In the news: Silver galore!

Last week, according to the British newspaper The Telegraph, hundreds of bars of silver were retrieved from the cargo ship SS Gairsoppa, which was sunk by a German U-boat in 1941. The ship went down off the coast of Ireland and all aboard perished, save for a lone sailor who made it safely ashore.

The treasure trove was recovered by Odyssey Marine Exploration, a firm that specializes in working at great depths—over 4700 metres in the case of the Gairsoppa, which went down in the Atlantic, 300 miles south-west of Galway. At today’s prices, the 48 tons of silver would fetch well over $300 million.

One manifestation of our fascination with lost treasure comes from pirate tales—but World War II has its share of stories, too, from Nazi gold hidden in Bavarian lakes to the liquid gold, i.e. whisky, that was lost and retrieved in much the same way as the Gairsoppa‘s silver.
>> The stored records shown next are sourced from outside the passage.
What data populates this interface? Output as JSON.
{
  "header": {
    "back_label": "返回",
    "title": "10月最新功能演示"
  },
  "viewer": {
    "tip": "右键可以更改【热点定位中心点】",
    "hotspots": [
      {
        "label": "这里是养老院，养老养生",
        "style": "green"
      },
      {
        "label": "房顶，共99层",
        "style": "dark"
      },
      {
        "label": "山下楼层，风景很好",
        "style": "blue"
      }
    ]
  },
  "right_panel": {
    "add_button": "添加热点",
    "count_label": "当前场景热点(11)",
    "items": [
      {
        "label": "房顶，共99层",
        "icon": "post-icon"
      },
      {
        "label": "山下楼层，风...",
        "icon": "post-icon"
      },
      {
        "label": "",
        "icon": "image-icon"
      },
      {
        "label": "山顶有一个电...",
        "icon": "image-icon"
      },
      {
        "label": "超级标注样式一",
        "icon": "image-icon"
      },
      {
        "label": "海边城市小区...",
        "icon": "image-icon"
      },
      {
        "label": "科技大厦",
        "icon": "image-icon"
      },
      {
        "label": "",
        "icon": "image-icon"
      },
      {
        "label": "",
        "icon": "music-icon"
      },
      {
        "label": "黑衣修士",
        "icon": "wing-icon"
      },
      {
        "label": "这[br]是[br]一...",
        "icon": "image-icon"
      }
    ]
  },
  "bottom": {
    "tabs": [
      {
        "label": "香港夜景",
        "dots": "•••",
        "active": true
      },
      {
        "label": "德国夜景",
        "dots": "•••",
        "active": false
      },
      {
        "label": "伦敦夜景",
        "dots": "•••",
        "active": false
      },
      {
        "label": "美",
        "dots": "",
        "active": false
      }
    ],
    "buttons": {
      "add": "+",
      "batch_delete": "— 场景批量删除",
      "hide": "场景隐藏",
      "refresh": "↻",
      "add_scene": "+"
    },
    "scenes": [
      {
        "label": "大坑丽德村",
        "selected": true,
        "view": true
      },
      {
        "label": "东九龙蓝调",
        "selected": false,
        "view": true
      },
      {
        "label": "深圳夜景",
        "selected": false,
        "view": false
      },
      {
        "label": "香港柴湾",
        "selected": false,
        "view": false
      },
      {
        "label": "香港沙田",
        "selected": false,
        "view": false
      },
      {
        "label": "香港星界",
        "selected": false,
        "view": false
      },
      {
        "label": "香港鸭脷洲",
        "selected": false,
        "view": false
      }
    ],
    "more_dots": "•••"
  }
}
The whisky tale was fictionalized in Compton Mackenzie’s best-selling novel Whisky Galore, and in the movie starring Basil Radford and Joan Greenwood. According to Mackenzie’s tale, the cargo vessel SS Cabinet Minister goes down near the make-believe islands of Great & Little Todday, off the western coast of Scotland. The ship’s cargo is whisky, thousands of cases en route to America. What better way to cheer oneself up during a middle of a war, the islanders think. They row out to the wreck and bring the cargo home to save for a rainy day—which is every day in their part of the world. Much amusement comes from their ruses to keep their cache hidden from the police and local Home Guard.

The story is true. In real life: the ship was the SS Politician and the island is Eriskay, in the Hebrides. People say there still some whisky left, even today, and that if you go to Eriskay, the islanders might offer you a dram or two.